Effect of gravitational focusing on annual modulation in dark-matter direct-detection experiments

Samuel K Lee; Mariangela Lisanti; Annika H G Peter; Benjamin R Safdi

doi:10.1103/PhysRevLett.112.011301

Effect of gravitational focusing on annual modulation in dark-matter direct-detection experiments

Phys Rev Lett. 2014 Jan 10;112(1):011301. doi: 10.1103/PhysRevLett.112.011301. Epub 2014 Jan 3.

Authors

Samuel K Lee¹, Mariangela Lisanti¹, Annika H G Peter², Benjamin R Safdi³

Affiliations

¹ Princeton Center for Theoretical Science, Princeton University, Princeton, New Jersey 08544, USA.
² CCAPP and Departments of Physics and Astronomy, The Ohio State University, Columbus, Ohio 43210, USA.
³ Department of Physics, Princeton University, Princeton, New Jersey 08544, USA.

PMID: 24483881
DOI: 10.1103/PhysRevLett.112.011301

Abstract

The scattering rate in dark-matter direct-detection experiments should modulate annually due to Earth's orbit around the Sun.
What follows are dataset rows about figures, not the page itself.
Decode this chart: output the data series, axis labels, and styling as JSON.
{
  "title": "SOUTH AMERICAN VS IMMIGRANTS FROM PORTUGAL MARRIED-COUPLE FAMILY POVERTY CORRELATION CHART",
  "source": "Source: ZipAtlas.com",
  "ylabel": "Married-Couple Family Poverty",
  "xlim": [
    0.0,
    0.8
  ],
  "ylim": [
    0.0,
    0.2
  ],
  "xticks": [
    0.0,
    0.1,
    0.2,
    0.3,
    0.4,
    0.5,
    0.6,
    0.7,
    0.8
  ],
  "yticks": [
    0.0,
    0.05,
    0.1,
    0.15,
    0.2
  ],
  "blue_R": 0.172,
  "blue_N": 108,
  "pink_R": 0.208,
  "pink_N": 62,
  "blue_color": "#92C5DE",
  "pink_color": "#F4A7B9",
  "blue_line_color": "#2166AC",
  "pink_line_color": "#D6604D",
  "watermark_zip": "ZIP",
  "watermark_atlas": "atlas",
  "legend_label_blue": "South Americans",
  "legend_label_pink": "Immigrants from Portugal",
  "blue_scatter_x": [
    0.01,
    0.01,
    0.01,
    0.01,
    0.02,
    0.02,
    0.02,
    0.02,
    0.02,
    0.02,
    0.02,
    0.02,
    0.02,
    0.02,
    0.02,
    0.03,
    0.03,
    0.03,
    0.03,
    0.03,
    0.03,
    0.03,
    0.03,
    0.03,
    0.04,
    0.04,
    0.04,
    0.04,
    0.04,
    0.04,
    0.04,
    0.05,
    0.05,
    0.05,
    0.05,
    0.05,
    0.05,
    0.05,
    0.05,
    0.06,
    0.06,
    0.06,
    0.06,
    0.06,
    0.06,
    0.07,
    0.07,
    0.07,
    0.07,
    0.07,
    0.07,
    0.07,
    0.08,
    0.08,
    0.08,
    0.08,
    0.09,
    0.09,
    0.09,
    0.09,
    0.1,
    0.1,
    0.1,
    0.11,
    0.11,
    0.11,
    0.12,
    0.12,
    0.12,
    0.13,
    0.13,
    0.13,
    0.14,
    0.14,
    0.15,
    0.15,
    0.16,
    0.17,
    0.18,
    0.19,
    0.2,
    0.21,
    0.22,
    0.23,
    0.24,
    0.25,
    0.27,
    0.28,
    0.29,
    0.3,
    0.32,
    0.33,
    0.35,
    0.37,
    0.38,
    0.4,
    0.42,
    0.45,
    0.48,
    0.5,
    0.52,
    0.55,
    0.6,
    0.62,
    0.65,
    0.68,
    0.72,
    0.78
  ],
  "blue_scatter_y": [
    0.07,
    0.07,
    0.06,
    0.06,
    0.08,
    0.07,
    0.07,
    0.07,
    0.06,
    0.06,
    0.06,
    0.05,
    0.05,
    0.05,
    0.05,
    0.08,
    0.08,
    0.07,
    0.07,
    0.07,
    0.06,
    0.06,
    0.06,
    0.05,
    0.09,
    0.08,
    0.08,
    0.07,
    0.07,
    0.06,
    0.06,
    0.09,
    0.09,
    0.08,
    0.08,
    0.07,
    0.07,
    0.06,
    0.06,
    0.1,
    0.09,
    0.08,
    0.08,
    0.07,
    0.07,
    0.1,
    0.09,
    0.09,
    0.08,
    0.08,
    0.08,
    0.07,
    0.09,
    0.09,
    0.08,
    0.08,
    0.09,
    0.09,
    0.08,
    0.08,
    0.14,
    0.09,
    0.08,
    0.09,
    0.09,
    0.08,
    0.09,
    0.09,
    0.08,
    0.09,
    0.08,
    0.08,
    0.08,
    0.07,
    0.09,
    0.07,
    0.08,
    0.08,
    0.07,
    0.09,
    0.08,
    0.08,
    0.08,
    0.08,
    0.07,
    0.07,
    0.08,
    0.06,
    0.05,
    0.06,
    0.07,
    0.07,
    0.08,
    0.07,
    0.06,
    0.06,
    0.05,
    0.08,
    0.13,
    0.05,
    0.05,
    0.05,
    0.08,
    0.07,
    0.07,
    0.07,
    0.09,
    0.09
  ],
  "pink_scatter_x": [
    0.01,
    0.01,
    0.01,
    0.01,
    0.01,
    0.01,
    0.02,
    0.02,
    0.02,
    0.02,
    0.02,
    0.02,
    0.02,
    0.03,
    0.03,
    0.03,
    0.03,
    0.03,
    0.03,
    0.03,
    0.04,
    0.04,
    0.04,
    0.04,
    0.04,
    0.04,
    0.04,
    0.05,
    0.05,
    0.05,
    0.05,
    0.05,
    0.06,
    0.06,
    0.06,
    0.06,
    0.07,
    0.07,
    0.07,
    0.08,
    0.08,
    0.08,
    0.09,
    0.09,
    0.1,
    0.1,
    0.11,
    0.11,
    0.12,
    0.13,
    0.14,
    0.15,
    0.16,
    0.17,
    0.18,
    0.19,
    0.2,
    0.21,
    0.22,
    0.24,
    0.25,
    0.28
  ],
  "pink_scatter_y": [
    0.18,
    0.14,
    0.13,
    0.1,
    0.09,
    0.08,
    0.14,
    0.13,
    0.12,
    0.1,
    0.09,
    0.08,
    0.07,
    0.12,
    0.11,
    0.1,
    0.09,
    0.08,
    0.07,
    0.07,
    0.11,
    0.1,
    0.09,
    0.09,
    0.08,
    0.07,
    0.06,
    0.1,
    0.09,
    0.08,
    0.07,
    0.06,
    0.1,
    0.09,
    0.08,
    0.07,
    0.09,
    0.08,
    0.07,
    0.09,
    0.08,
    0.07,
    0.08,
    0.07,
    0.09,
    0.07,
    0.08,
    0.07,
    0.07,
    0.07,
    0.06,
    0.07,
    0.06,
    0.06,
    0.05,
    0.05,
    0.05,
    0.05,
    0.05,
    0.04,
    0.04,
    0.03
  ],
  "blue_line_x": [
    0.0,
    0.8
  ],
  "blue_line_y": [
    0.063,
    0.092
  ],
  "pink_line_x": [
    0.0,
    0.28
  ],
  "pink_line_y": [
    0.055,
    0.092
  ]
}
The rate is typically thought to be extremized around June 1, when the relative velocity of Earth with respect to the dark-matter wind is maximal. We point out that gravitational focusing can alter this modulation phase. Unbound dark-matter particles are focused by the Sun's gravitational potential, affecting their phase-space density in the lab frame. Gravitational focusing can result in a significant overall shift in the annual-modulation phase, which is most relevant for dark matter with low scattering speeds. The induced phase shift for light O(10) GeV dark matter may also be significant, depending on the threshold energy of the experiment.